Тем не менее в ведущих городских центрах с учетом высокого динамизма их пространственной и функционально-зональной структуры, выраженной конфликтности между различными хозяйствующими субъектами за земельные участки городские и даже пригородные территории в большинстве своем со временем утрачивают былой этноре- гиональный и локальный колорит. Поэтому большинство российских приверженцев таких перспективных подвидов этнокультурного туризма, как этнопознавательный, ретротуризм, подсознательно тяготеют к малым городам.

Чудесным образом уцелевшие или намеренно восстановленные рекреационные ландшафты прошлого представляют, вероятно, наибольшую ценность для этнокультурного туризма, особенно если принять во внимание их признанную высокую аттрактивность как с научной, так и с житейской точки зрения. Особое место, которое занимают традиционные рекреационные ландшафты в художественной литературе, фольклоре, народной памяти, позволяет широко использовать их при создании тематических парков.

Другим видом ландшафтов являются горнопромышленные ландшафты. Нередко их связывают если не исключительно, то преимущественно с современной стадией развития мировой цивилизации.

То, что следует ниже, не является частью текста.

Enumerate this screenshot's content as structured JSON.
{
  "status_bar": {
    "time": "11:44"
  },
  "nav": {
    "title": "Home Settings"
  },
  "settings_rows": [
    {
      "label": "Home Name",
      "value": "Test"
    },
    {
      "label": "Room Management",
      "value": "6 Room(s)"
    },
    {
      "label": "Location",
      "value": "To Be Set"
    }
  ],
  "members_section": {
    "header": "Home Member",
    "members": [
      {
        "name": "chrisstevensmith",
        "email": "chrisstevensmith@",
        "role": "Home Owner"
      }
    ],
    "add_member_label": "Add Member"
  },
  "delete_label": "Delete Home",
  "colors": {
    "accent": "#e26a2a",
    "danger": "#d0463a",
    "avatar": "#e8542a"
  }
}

С середины минувшего века было использовано свыше 90% от всего объема ресурсов, добытых человечеством за всю его историю. Тем не менее добыча ценных полезных ископаемых насчитывает не одно тысячелетие. Горнопромышленные ландшафты занимают особое место среди объектов туристско-экскурсионного показа многих туристских дестинаций мира. В немалой степени горнопромышленным ландшафтам отводится особая роль в деле сохранения исторической памяти у коренного населения и продвижения имиджа туристских дестинаций. В первую очередь это относится к странам, традиционно специализирующимся на этом виде деятельности.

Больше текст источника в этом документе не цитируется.